All of the chamber’s lights had gone out, but the gateway showed her enough. She saw smashed monitors, broken chairs, and shards of metal and plastic scattered across the floor, all juddering in rhythm with the earthquake. A stream of dust poured on her shoes. A light strip dangled by its power cables, casting a manic shadow across the walls. Joao and Kacienta had beaten her here. They crouched under desks. Kacienta had clapped her hands over her bleeding ears.

The quaking traveled up Habidah’s back, clacked her teeth and ground her joints together.

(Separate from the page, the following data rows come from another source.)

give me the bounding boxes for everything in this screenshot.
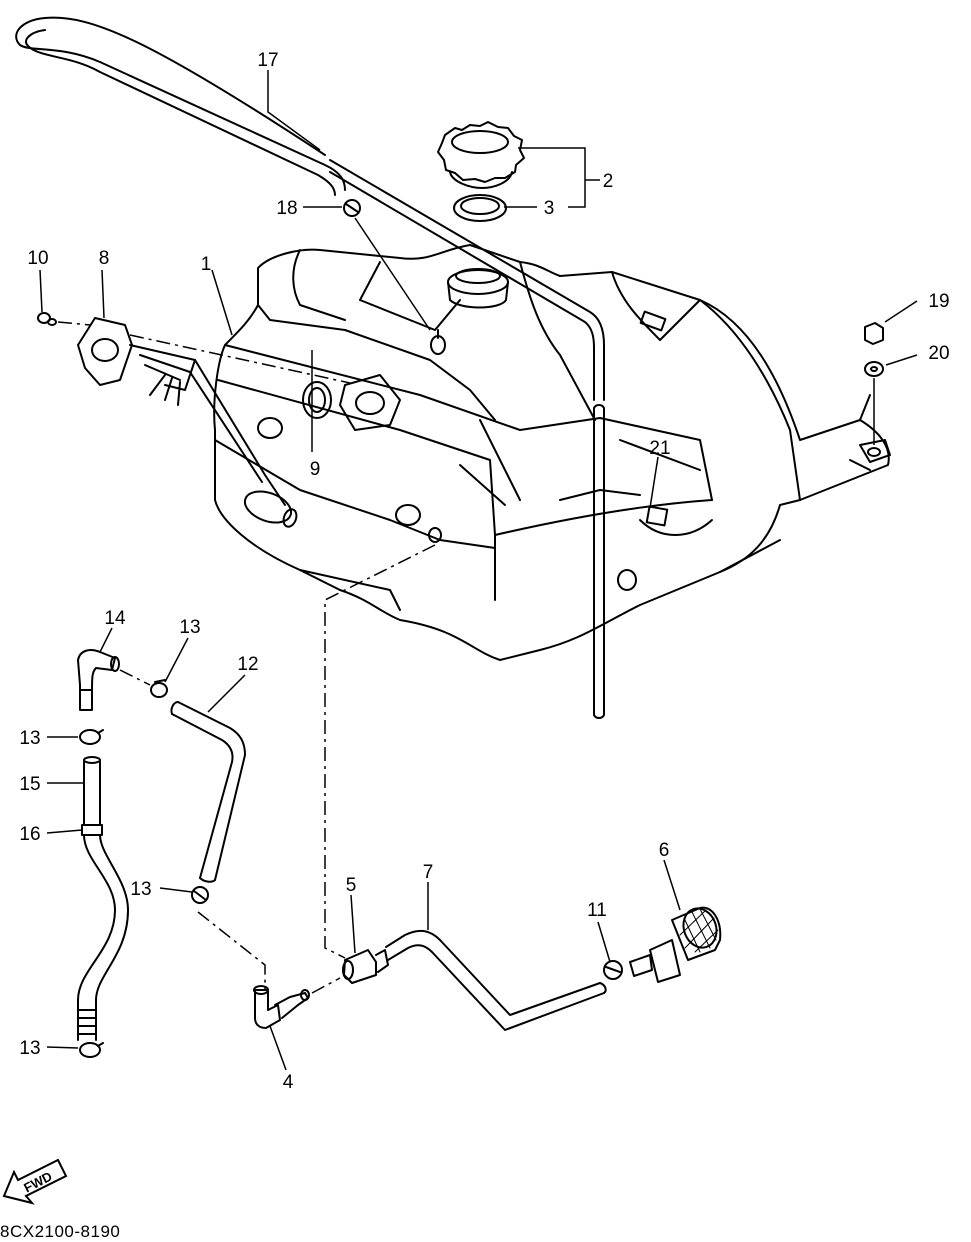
callout-20: 20 — [928, 343, 949, 364]
assembly-line — [119, 669, 151, 686]
fuel-hose-7 — [385, 929, 607, 1031]
clamp-11 — [603, 960, 623, 980]
clamp-13 — [79, 1042, 104, 1058]
callout-15: 15 — [19, 774, 40, 795]
callout-19: 19 — [928, 291, 949, 312]
drawing-code: 8CX2100-8190 — [0, 1222, 120, 1241]
callout-12: 12 — [237, 654, 258, 675]
fwd-label: FWD — [21, 1169, 54, 1196]
vent-hose-17 — [15, 16, 605, 719]
callout-10: 10 — [27, 248, 48, 269]
callout-8: 8 — [99, 248, 110, 269]
callout-13: 13 — [179, 617, 200, 638]
hose-16 — [77, 824, 129, 1041]
fuel-sender-8 — [77, 317, 298, 528]
fwd-arrow: FWD — [2, 1158, 68, 1205]
callout-13: 13 — [19, 728, 40, 749]
cap-gasket-3 — [453, 194, 507, 222]
leader-lines — [39, 70, 918, 1071]
callout-18: 18 — [276, 198, 297, 219]
clamp-13 — [150, 679, 168, 698]
callout-9: 9 — [310, 459, 321, 480]
callout-6: 6 — [659, 840, 670, 861]
elbow-joint-14 — [77, 649, 120, 711]
screw-10 — [37, 312, 57, 326]
clip-18 — [343, 199, 361, 217]
washer-20 — [864, 361, 884, 377]
callout-17: 17 — [257, 50, 278, 71]
clamp-13 — [191, 886, 209, 904]
fuel-filter-6 — [629, 906, 722, 983]
callout-13: 13 — [130, 879, 151, 900]
callout-4: 4 — [283, 1072, 294, 1093]
callout-21: 21 — [649, 438, 670, 459]
callout-14: 14 — [104, 608, 126, 629]
leader — [354, 217, 431, 331]
nut-19 — [864, 322, 884, 345]
hose-15 — [83, 756, 101, 826]
callout-16: 16 — [19, 824, 40, 845]
fuel-tank-1 — [213, 244, 891, 661]
fuel-fitting-4 — [253, 985, 310, 1029]
callout-1: 1 — [201, 254, 212, 275]
fuel-hose-12 — [170, 701, 246, 883]
assembly-line — [311, 977, 341, 994]
fuel-cock-5 — [342, 949, 389, 984]
drawing-code-text: 8CX2100-8190 — [0, 1222, 120, 1241]
callout-2: 2 — [603, 171, 614, 192]
callout-5: 5 — [346, 875, 357, 896]
callout-3: 3 — [544, 198, 555, 219]
callout-13: 13 — [19, 1038, 40, 1059]
assembly-line — [57, 321, 91, 326]
clamp-13 — [79, 729, 104, 745]
assembly-line — [197, 911, 266, 990]
callout-7: 7 — [423, 862, 434, 883]
filler-cap-2 — [437, 121, 525, 189]
assembly-line — [129, 334, 351, 384]
callout-11: 11 — [587, 900, 607, 921]
assembly-line — [324, 544, 436, 959]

She tried taking a step, but a bad jolt forced her to grab for the wall. She could no more move than she could think.

The field base’s microaperture communications gateway was buried behind the broken part of the wall. It never should have been able to generate anything like what she was seeing. She shielded her eyes and peered through the gaps in her fingers. Even the amalgamates couldn’t have hidden a larger gateway so well. It could have been another interplanar gateway impinging on theirs, but why would an interloper open the gateway exactly there?

Just before she closed her fingers, she caught a glimpse of shadow, an impression of a human form.

Her heart slammed against her chest. She looked again, but even her demiorganics couldn’t discern anything through the glare and retinal shadows.

The next convulsion drove her to her knees. The floor beat on her kneecaps, drove a stake of agony through the back of her neck. Her demiorganics blocked every sound, but she swore she could hear anyway. The tear sounded like a perpetual shriek, the air of the world rushing into vacuum – but there was no wind. Pain screamed across her eardrums.

Just when she thought she couldn’t tolerate any worse, just when she was about to let go, it stopped.

The shadows that blanketed the room were so deep, and her eyes so mistreated and maladjusted, that she couldn’t see anything. She fell to the floor and kept on falling.